Testing association patterns: issues arising and extensions

Abstract

A reasonable necessary condition for a population to be socially structured is that individuals associate in a nonrandom fashion. Thus, testing for preferred or avoided companions is a fundamental step in analyses of social structure (Whitehead & Dufault 1999). Cluster analyses, sociograms and their ilk (e.g. Morgan et al. 1976) all assume nonrandom associations, and if associations are random, none of these mean anything. Unfortunately testing nonrandom association on real data is not simple. A suitable test statistic is the standard deviation of the association indexes, which will be higher than expected if individuals have preferred or avoided associates. But what is ‘expected’ in the case of no preference or avoidance? The distributions of the standard deviation of association indexes, or any other suitable test statistic, are not analytically tractable under the null hypothesis. A solution is to use permutation tests in which the association data are randomized many times subject to certain constraints, each time calculating the test statistic (Manly 1997). The mean of these randomized test statistics can be considered its ‘expected value’, and a P value is then calculated as the proportion of times that the permuted statistics are more extreme than the real test statistic. A number of analyses of animal social structure have taken this approach (e.g.
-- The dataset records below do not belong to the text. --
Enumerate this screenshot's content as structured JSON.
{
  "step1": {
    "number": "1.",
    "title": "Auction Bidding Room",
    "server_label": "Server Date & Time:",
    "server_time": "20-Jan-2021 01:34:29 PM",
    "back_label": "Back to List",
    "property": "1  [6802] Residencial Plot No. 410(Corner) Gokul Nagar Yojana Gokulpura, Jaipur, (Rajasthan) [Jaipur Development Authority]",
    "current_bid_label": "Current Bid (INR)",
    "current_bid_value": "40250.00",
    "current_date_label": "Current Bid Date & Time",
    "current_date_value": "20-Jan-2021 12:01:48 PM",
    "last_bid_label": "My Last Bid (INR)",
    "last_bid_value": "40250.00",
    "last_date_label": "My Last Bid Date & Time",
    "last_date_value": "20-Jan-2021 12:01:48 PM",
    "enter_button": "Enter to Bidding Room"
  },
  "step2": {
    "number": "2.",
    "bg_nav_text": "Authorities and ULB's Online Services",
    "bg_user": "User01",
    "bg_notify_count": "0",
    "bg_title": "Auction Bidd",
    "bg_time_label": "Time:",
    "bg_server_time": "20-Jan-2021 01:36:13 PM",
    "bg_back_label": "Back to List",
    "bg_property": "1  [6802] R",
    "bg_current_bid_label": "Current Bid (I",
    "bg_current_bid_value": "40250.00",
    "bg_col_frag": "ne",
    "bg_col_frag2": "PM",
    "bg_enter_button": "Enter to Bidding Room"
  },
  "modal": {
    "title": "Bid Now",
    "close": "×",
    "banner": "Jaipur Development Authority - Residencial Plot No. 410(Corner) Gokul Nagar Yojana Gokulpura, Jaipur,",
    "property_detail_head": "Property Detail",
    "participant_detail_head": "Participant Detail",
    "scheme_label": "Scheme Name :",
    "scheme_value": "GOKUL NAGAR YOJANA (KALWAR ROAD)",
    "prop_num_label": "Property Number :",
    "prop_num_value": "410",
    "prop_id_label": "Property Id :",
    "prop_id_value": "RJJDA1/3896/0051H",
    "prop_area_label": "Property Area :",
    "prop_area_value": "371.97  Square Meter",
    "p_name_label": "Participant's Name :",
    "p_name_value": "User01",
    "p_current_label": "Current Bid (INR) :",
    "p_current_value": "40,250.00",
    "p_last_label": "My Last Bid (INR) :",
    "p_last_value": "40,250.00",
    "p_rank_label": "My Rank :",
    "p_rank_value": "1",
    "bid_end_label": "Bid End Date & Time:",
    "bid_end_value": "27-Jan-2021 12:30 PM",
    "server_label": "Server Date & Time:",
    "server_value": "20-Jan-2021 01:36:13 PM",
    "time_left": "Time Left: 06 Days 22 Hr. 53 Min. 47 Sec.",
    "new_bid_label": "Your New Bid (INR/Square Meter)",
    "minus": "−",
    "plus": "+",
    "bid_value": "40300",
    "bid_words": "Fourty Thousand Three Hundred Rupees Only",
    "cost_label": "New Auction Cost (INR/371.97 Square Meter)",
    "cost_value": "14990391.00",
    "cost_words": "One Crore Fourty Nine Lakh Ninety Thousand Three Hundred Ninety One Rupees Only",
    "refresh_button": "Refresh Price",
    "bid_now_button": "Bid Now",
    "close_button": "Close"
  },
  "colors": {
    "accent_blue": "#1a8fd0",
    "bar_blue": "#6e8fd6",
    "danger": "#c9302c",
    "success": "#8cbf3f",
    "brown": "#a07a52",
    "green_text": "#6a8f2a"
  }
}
Whitehead et al., 1982, Smolker et al., 1992, Slooten et al., 1993 and Pepper et al., 1999). However, it was not easy to design an efficient computational routine that randomly permutes the records of which individuals were found in which groups in such a way that the number of individuals in each group and the number of groups containing each individual are both held constant. There are conceptual difficulties with such tests (Manly 1997).